Dans mon éditorial du 29 janvier 2010 "Accès à la culture numérique : vers un nouveau partenariat public-privé" et du 23 octobre 2009 "Livre électronique : qui va contrôler l'accès au savoir ?" je faisais part de mes réserves quant aux conséquences à terme du quasi monopole de fait de Google en matière de numérisation des oeuvres littéraires et culturelles et je soulignais l’absence, à mon sens dommageable, de véritable stratégie globale, fédérant acteurs publics et privés, face à l’hégémonie écrasante du géant numérique américain qui venait d’annoncer le lancement en 2010 de Google Editions, son service de commercialisation de livres électroniques.

Mais depuis un an, Google a subi une série de défaites juridiques, tant au niveau national qu'international, qui remettent sérieusement en cause son projet de conduire un quasi-monopole mondial en matière d’accès aux contenus numériques (Google a déjà numérisé plus de 15 millions de livres). Déjà en décembre 2009, le TGI de Paris avait condamné le moteur de recherche à 300 000 euros de dommages et intérêts, à la demande de l'éditeur français La Martinière, pour avoir diffusé des extraits d'ouvrages sans l'accord des ayants droits.

Google a également été contraint de soumettre le 13 novembre 2009, à la justice américaine, une version remaniée de l’accord conclu l’an dernier pour "Google Books". Selon cet accord, Google s'engage à verser 125 millions de dollars pour rémunérer les auteurs dont les œuvres auraient été numérisées sans autorisation et à établir un "fonds de droits du livre" assurant un revenu aux auteurs acceptant que leurs livres soient numérisés.

Enfin, le 22 mars 2011, le juge fédéral américain Dennis Chin, dans une décision courageuse qui n'a pas fini d'être commentée (Voir l'arrêt de la Cour Fédérale de New York), a clairement rejeté le projet d'accord entre Google et les éditeurs de livres US, considérant qu'il n'était ni "équitable", ni "adéquat", ni "raisonnable". Cet accord en discussion depuis 2009 devait permettre à Google de régler un contentieux sur le versement de droits d'auteur dans le cadre du projet de bibliothèque numérique de Google. L'accord concernait par défaut l'ensemble des propriétaires de catalogues littéraires, qui devaient eux-mêmes choisir de s'y soustraire s'ils ne souhaitaient pas que leurs œuvres soient numérisées par Google. Selon le juge Dennis Chin, ce mode de fonctionnement revenait à légitimer le recours à des pratiques illégales de la part de Google qui commence par numériser sans autorisation les oeuvres puis négocie ensuite.
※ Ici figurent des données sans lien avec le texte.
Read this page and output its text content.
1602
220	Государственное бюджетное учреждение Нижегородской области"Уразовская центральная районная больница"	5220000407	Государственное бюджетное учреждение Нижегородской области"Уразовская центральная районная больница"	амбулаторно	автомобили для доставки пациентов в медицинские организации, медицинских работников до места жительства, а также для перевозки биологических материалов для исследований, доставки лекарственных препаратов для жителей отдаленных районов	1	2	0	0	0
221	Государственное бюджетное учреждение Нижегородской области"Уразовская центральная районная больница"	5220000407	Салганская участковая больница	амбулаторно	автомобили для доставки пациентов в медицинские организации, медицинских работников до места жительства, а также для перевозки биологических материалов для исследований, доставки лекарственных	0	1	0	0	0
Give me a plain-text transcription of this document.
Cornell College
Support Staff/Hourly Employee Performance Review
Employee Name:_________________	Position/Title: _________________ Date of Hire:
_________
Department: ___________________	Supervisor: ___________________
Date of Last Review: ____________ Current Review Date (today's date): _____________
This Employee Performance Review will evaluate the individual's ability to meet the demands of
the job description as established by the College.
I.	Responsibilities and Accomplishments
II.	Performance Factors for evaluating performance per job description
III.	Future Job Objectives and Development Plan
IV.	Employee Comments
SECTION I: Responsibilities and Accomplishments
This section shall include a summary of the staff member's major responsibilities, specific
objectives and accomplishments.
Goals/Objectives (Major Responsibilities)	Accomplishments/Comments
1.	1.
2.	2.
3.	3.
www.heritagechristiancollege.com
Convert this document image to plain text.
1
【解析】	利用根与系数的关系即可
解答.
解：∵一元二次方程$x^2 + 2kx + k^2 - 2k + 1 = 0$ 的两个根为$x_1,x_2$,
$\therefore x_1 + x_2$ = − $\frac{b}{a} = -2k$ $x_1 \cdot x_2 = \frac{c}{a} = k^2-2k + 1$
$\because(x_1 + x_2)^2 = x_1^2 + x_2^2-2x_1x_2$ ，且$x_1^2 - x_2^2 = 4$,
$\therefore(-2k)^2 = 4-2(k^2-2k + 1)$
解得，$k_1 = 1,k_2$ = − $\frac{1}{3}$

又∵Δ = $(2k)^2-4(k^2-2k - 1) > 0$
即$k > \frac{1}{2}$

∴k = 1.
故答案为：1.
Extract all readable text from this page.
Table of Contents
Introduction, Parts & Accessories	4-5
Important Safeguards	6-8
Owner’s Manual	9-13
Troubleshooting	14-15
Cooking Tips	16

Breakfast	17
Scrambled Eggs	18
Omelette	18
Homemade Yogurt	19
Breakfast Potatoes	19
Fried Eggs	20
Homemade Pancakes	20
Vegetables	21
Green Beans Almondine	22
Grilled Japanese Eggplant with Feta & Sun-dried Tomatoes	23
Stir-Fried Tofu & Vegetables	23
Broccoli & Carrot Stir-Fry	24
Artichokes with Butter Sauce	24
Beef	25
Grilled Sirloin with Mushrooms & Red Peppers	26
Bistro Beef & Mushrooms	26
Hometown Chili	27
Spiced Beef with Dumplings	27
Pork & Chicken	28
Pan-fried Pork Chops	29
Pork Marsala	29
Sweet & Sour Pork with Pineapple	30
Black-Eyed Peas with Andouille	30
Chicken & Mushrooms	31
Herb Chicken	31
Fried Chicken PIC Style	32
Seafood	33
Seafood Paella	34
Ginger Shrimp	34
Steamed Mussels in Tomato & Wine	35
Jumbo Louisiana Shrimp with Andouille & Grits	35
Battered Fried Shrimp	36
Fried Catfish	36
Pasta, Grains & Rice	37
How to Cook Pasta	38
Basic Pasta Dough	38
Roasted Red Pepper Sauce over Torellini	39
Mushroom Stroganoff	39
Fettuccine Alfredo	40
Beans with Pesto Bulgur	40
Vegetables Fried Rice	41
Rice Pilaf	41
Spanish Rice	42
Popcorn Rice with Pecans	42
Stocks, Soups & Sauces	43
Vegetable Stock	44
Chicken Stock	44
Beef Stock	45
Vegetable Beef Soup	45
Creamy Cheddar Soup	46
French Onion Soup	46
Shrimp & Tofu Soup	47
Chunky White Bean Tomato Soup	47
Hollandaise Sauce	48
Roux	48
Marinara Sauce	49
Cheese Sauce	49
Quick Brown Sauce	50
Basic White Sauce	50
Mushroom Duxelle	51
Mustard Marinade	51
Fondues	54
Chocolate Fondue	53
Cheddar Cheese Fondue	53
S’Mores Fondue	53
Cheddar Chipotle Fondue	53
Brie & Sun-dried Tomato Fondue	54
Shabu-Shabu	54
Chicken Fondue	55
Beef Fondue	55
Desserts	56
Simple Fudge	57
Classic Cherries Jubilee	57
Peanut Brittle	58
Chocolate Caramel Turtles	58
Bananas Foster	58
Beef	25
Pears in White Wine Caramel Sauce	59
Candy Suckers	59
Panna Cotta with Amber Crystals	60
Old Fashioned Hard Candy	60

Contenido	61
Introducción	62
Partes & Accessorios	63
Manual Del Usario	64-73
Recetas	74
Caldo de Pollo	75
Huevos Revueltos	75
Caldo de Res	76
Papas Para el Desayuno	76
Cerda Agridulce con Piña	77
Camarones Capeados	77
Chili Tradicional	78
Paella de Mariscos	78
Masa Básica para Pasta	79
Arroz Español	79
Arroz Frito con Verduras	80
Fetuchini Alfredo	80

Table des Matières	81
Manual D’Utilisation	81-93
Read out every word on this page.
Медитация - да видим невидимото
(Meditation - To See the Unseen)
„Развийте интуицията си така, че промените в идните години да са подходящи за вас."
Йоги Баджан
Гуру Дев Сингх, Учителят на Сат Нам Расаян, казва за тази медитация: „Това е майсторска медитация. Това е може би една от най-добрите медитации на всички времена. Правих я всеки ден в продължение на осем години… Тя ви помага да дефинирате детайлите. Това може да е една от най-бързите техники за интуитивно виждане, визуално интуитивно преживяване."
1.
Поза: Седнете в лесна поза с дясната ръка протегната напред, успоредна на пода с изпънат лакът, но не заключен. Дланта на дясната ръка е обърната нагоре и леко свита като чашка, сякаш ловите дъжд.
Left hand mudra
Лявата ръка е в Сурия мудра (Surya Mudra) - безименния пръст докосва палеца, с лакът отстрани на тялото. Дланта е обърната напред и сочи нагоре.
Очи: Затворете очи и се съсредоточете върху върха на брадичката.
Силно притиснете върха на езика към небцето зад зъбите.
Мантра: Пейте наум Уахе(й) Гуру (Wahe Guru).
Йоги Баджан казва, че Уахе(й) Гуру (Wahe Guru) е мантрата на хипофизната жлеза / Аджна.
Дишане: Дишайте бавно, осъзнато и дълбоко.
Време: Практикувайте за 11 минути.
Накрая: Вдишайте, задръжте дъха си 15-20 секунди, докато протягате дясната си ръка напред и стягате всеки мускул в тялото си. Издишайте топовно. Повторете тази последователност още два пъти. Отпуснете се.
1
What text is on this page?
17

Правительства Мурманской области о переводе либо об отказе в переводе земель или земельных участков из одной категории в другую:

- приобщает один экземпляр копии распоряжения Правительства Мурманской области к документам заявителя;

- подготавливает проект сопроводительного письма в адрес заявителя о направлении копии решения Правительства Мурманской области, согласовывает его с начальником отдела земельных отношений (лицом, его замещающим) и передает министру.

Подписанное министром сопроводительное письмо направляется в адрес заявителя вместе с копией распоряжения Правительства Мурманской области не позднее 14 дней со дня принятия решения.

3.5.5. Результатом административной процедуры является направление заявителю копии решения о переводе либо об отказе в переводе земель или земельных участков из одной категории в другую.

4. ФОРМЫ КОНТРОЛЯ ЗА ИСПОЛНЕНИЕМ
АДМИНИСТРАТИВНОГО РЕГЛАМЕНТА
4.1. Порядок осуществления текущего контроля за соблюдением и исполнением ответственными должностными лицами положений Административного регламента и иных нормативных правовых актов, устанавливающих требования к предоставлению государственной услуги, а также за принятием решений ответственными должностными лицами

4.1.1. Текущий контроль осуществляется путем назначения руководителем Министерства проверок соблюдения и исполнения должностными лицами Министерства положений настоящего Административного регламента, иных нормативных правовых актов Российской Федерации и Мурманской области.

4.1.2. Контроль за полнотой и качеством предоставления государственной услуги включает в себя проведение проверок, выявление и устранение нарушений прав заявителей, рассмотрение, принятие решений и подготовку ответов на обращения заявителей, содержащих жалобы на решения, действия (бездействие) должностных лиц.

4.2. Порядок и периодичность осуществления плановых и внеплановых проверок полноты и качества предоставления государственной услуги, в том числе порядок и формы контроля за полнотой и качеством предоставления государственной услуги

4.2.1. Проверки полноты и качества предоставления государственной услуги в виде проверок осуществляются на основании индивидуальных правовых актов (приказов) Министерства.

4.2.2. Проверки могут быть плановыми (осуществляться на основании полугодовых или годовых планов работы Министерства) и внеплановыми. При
Approuver un tel accord aurait par ailleurs conféré à Google un avantage certain sur ses concurrents, parmi lesquels figurent Amazon et Microsoft. Le juge fédéral estime donc nécessaire de revoir cet accord en le basant sur le principe de l'opt-in (accord préalable) des éditeurs plutôt que sur l'opt-out (refus a posteriori).

Le ministre de la Culture, Frédéric Mitterrand, a exprimé sa satisfaction du rejet par la justice américaine de l'accord entre Google et les auteurs et éditeurs de ce pays, qui signe le gel du projet de bibliothèque universelle du géant de l'internet. Le ministre "constate que cette décision va dans le sens des observations adressées par le gouvernement français au juge américain concernant l'atteinte portée au droit d'auteur par le programme Google Livres" (Google Books).

"Cette décision de justice valide la stratégie mise en oeuvre en France par le ministère et les professionnels français du livre pour favoriser la diffusion des oeuvres dans l'univers numérique tout en respectant le droit d'auteur", ajoute le communiqué, citant "le partenariat négocié avec les auteurs et éditeurs pour numériser 500.000 livres indisponibles du XXe siècle".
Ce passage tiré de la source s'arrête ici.